American geologist, geophysicist

Jeffrey C. Wynn is a research geophysicist with the United States Geological Survey (USGS). He is currently based in the Cascades Volcano Observatory in Vancouver, WA, one of the five USGS volcano observatories in the United States
.

==Professional career==
Wynn has served as vice president for R&D of Zonge International, and in several rotational management positions in the USGS. These include Chief Scientist for Volcano Hazards, Chief of the Office of Geochemistry & Geophysics, Chief of the Venezuelan Guayana & Amazonas Exploration Mission ("Jefe del Grupo Asesor"), where he was first author of the first complete geologic map of southern Venezuela,

and also published a full assessment of discovered and undiscovered mineral resources for the roadless southern half of Venezuela.

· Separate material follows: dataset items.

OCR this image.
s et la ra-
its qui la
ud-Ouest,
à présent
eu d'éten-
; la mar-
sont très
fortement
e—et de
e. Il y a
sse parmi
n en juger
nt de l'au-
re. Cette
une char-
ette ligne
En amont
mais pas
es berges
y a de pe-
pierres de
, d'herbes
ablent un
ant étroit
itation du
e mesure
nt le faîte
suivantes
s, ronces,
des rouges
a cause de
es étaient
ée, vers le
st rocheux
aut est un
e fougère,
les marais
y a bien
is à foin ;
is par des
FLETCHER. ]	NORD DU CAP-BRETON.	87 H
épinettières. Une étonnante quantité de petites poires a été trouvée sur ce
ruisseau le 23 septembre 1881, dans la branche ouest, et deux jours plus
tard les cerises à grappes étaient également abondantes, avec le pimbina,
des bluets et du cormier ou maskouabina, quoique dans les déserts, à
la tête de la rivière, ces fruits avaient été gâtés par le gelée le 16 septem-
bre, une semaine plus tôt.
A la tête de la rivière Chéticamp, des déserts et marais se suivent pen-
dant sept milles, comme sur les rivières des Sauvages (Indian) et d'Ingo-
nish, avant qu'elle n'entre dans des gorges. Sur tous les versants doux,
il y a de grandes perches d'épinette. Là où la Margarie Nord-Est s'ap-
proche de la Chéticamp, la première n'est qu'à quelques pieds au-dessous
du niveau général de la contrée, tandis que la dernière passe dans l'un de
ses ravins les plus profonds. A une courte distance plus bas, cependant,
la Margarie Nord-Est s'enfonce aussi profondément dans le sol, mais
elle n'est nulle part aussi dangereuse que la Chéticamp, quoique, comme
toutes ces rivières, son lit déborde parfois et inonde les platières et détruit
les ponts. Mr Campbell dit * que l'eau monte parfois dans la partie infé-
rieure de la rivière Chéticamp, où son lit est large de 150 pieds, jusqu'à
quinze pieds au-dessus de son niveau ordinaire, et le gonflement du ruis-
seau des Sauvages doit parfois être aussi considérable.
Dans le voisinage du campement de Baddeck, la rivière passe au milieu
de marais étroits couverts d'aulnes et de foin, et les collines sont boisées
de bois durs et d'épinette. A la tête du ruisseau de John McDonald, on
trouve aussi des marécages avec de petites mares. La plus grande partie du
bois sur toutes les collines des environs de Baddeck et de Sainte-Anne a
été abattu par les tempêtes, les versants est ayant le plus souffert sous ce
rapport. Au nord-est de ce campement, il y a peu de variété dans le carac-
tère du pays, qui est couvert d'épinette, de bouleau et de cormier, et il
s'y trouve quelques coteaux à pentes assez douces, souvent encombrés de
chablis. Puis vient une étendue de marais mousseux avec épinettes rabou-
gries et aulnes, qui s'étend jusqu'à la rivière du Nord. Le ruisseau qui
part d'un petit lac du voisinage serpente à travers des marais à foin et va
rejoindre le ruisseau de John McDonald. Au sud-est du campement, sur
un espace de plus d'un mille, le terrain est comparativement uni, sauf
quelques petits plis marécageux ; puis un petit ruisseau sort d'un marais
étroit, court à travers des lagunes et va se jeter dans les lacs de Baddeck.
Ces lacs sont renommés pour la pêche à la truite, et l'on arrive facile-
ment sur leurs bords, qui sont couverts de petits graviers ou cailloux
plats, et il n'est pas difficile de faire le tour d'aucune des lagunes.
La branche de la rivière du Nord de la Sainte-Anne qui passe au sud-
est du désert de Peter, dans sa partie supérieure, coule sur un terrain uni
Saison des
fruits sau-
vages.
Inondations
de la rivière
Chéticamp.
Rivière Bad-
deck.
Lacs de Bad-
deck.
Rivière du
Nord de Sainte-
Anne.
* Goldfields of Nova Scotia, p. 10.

Wynn also served for four years as the Deputy Chief for Science and Chief of the USGS Saudi Arabian Mission before assuming responsibility for volcano research and monitoring as Chief Scientist for Volcano Hazards in the USGS.

Wynn has studied and published on the historical era Wabar craters asteroid impact event in the Empty Quarter of Saudi Arabia.

 He has also developed a new technology for mapping sub-seafloor minerals, buried wrecks, buried oil and gas infrastructure,
and migrating hydrocarbon plumes in the open ocean using a physical property called
induced polarization ("IP").

 He has also done extensive geophysical mapping in SE Alaska.

Wynn co-developed an airborne electromagnetic technology to rapidly map groundwater deep beneath arid
basins in 3D. Using this technology, he successfully mapped the groundwater of the San Pedro Basin in southern Arizona and northern (Sonora), Mexico in three dimensions.

==Publications==
He has published over 300 articles, books, patents, and maps in fields as diverse as geology, oceanography, hydrology, geophysics, archeology, and astrophysics.

Wynn is a past president of the Environmental & Engineering Geophysical Society (2002–2003).. He has also served as Special Editor of Geophysics and is currently an Associate Editor of Exploration Geophysics.

==Self Defense==
Wynn holds a 7th degree black belt (Shihan or Master Teacher) in Japanese origin Jujutsu and 6th degree black belt in Taiho-Jutsu.

As a community service he has taught over 3,000 women for free, along with his senior black belts, self-defense clinics in northern Virginia and southwestern Washington State . He has provided self-defense training to agents of the Washington State Department of Revenue . He also teaches quarterly self-defense classes at Clark College, and Washington State University - Vancouver.

==Awards==
In 1999 the Mars-crossing asteroid 9564 Jeffwynn was named in his honor. It was discovered by astronomers Carolyn and Eugene Shoemaker at Palomar Observatory in 1987.

He has been awarded three patents on marine IP, most recently in June 2013 for mapping hydrocarbons in the open ocean, with one more pending. A commercial version of the towed-streamer technology was successfully tested in the
Bismarck Sea in February 2005 and off the east coast of South Africa in a successful large-scale commercial sub-seafloor mineral resource mapping deployment during May - June 2007. In 2018 a consortium was formed (Induced Polarization Associates) to commercialize the "Wynn" patents.